"The next night, after we had moved and arranged about having Al's trunks of books sent from the station, I looked up the word anniversary in my dictionary and told Madame that it was our first one. 'Impossible,' she shouted, glaring at me and then roaring with laughter when I said 'Month, not year.'"
-- M.F.K. Fisher, The Gastronomical Me
A Finger in Every Pie is one month old today. New arrivals in one's life are generally difficult to care for, because you have to learn so much about them. They require a great deal of love and attention -- but I must say, this baby is already quite rewarding. Many, many thanks to all who are reading and commenting -- it does make it seem worthwhile. My month-long free trial period with Typepad is now officially over, and I'm going to start paying for the privilege of doing this -- and I don't say that with irony, truly. It does feel like a privilege, and the quite nominal fee I'll cough up for the blog is worth every cent.
What I've discovered is that blogging is a marvelous thing. It gives me the opportunity to work out a little, stretch my limbs as a nascent writer -- even when so much else is happening all around, to me and because of me. Our lives constantly clamor for our attention -- loved ones, work, obligations of all kinds -- and many of us find that we need oases. But there are times when the usual ones -- the "something that's just for me" is lacking in the right spirit. I go to the gym or even to dance class, which I love, because it's good for me. It's a release, surely, but it doesn't always give me all the sustenance I need. In shopping some find their sanctuary, especially in large cities. For others of us, though, it's fraught with economic ambivalence and the perils of decision-making -- something we do for necessity, not for recreation. Occasionally, in the right company, I can be persuaded to indulge in a brief bout of retail therapy; for the most part, however, shopping does not provide the hyacinths that feed my soul. Making art and/or music are worthy passions, and ones I'd like to be able to pursue more, but don't really have the venues right now -- a class, a choral group, others to create with. Cooking is wonderful -- it does feel both creative and nourishing on multiple levels. But this is something else.
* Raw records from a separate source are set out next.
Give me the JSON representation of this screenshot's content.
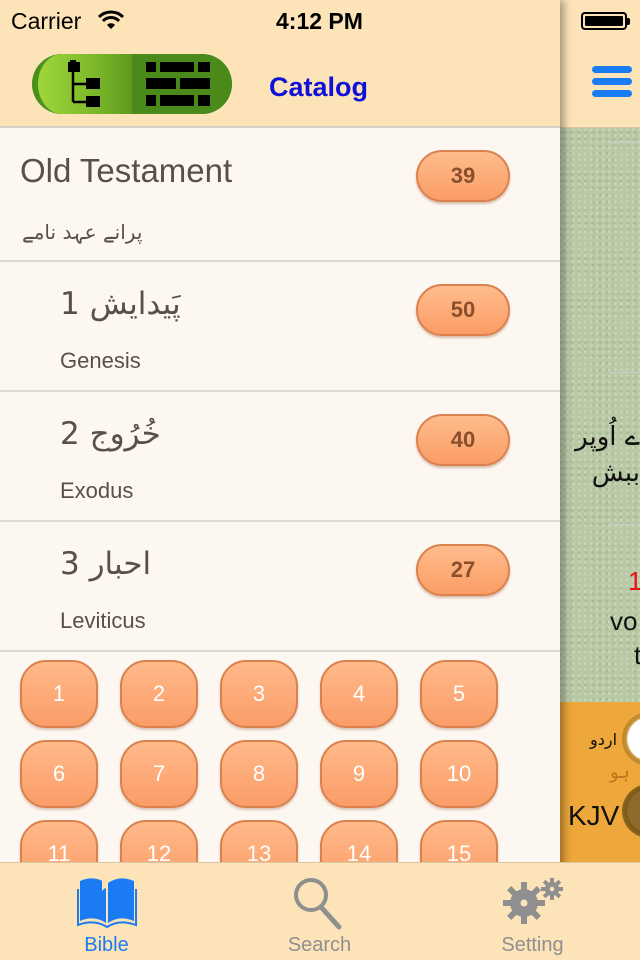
{
  "status_bar": {
    "carrier": "Carrier",
    "time": "4:12 PM"
  },
  "nav": {
    "title": "Catalog",
    "segments": [
      {
        "name": "tree-view",
        "icon": "tree-icon",
        "selected": true
      },
      {
        "name": "grid-view",
        "icon": "grid-icon",
        "selected": false
      }
    ]
  },
  "testament": {
    "title": "Old Testament",
    "subtitle": "پرانے عہد نامے",
    "count": "39"
  },
  "books": [
    {
      "title": "1 پَیدایش",
      "subtitle": "Genesis",
      "count": "50"
    },
    {
      "title": "2 خُرُوج",
      "subtitle": "Exodus",
      "count": "40"
    },
    {
      "title": "3 احبار",
      "subtitle": "Leviticus",
      "count": "27"
    }
  ],
  "chapters": [
    "1",
    "2",
    "3",
    "4",
    "5",
    "6",
    "7",
    "8",
    "9",
    "10",
    "11",
    "12",
    "13",
    "14",
    "15"
  ],
  "side_panel": {
    "urdu_line_1": "ے اُوپر",
    "urdu_line_2": "ببش",
    "red_number": "1",
    "text_line_1": "vo",
    "text_line_2": "t",
    "language_urdu": "اردو",
    "language_urdu_faded": "ہو",
    "language_kjv": "KJV"
  },
  "tabs": [
    {
      "label": "Bible",
      "icon": "book-icon",
      "active": true
    },
    {
      "label": "Search",
      "icon": "search-icon",
      "active": false
    },
    {
      "label": "Setting",
      "icon": "gear-icon",
      "active": false
    }
  ],
  "colors": {
    "accent_blue": "#1a7bf2",
    "title_blue": "#1010d8",
    "badge_orange": "#fb9d65",
    "header_bg": "#fde4b8",
    "segment_green": "#7cb82a"
  }
}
I had thought at one point, more than a year ago, to try to collect a writers' group around me. I joined a group formed by someone else, but it fell apart with amazing speed. Something always came up for someone -- or for several someones -- and the whole project just quietly faded away. I hope someday to have a writers' group, and to have time and space to write about many things: food, education and its politics, literature for young people, adult fiction perhaps. For now, however, this works well. I love writing here, and I love reading comments and responding. I like the fact that I feel some obligation to post regularly, but that I don't have to meet a deadline or be pressured in any way. This is a good way to begin.
As for celebrations -- I've been doing quite a lot of that lately. And the fact that public schools are closed this week means that my days are free, although I'll have to attend a meeting and teach a grad class tomorrow. And that, my friends, means Time, blessed time for whatever I want -- which is celebration enough. It's so breathtakingly precious to have some days to myself. Today I cleaned out a few kitchen cabinets, straightened up some areas of ongoing cumulative mess and took a damp cloth to bits of grime on walls and fixtures. I was rewarded with the smug virtuous feeling that comes to those of us who are not cleaners by nature when we actually get off our nether regions and do something. God knows I'd rather be cooking. And doing other things. Later in the week we might actually go see a movie, hallelujah.
Yesterday was certainly a celebration of time to do what we will. G and I went for a long, beautiful snow walk in Central Park. I wanted to experience The Gates first hand, rather than just in passing. G can't stand them -- not his kind of art. To him they feel like an obstruction, an intrusion. And although I think the scope of the project is heraldic and rather glorious, I could see his point. At one point we wandered into a ravine where there were no bright safety-orange Gates. We followed the little stream that flows through the park, trickling over rocks and through old natural stone bridge tunnels designed by Vaux and Olmsted. We saw one cardinal, then several. I pointed out the differences between the male and the female. We realized that we were actually surrounded by cardinals -- and then we saw a downy woodpecker, right there in the middle of our city of eight million people. Perhaps one of the lessons of the Gates is that we'll appreciate the spine-melting beauty of our park even more once they're gone.
Earlier in the day I had made the delightful Cardamom-Cinnamon Buns posted by the extraordinary Moira over at Who Wants Seconds? (Her photo of these buns, by the way, is up for Does My Blog Look Good In This? Check it out.) I won't post my own photo of them, since both the actual buns and my picture of them are to Moira's what The Crackers are to The Gates.
In any case, the buns are quite, quite delicious, especially after a cold snow walk, especially with a cup or so of rich hot chocolate made with whole milk, a soupçon of cream, bittersweet chocolate and good cocoa...and topped with no less than 3 marshmallows per cup. We knew we could have that many, because we deserved them. The woodpecker and the cardinals told us so.